Un día antes de su destitución, el 24 de agosto de 2011, Romano huyó a Chile donde buscó el asilo político, que nunca le fue otorgado.
El ex juez fue destituido tras ser acusado de "partícipe primario" en 103 casos de violaciones de los derechos humanos durante el último régimen militar, cuando se desempeñó como fiscal federal de Mendoza.
El ministerio del Interior chileno rechazó formalmente el jueves 17/05 la solicitud de asilo del ex juez.
El gobierno chileno basó su fundamentación en que Romano no consiguió acreditar que en la Argentina se le negó el derecho a legítima defensa, tal como era su acusación. Junto con el retiro de la visa temporal, las autoridades chilenas le otorgaron tres días hábiles para apelar a la medida.
Romano cruzó la cordillera el 24 de agosto de 2011, sólo un día antes de ser suspendido en sus funciones, tramitó en ese entonces ante el Ministerio del Interior su solicitud de asilo político.
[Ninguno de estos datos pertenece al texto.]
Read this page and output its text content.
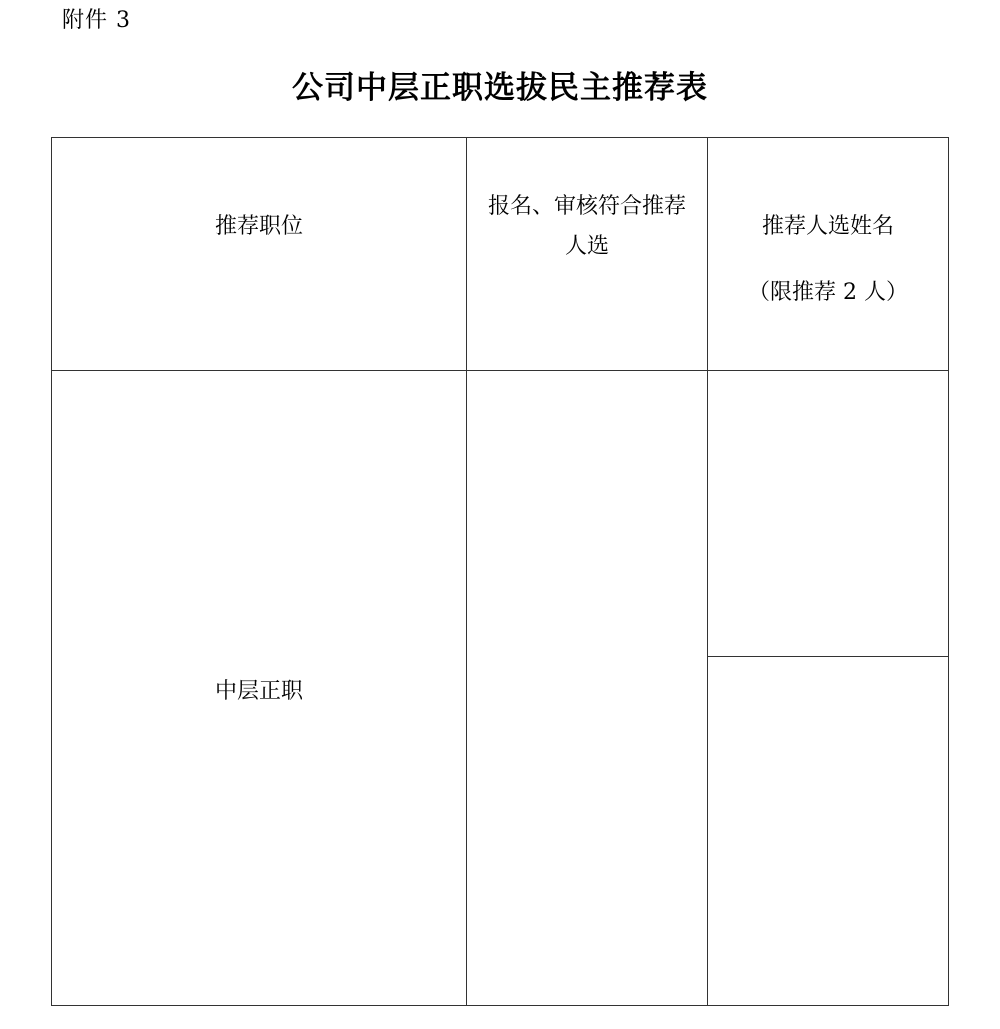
附件 3
公司中层正职选拔民主推荐表
推荐职位
报名、审核符合推荐
人选
推荐人选姓名
（限推荐 2 人）
中层正职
Por esos días, le fue concedido un visado especial, a la espera de la resolución. El juez se radicó primero en el barrio de Las Condes, en Santiago, para luego mudarse hasta el balneario de Reñaca, cerca de Viña del Mar, donde vive bajo arresto domiciliario nocturno.
Allí, el viernes 24 de febrero de 2012, Romano fue detenido por personal de Interpol, respondiendo a una orden de detención preventiva dictada por el ministro de la Corte Suprema chilena, Adalís Oyarzún.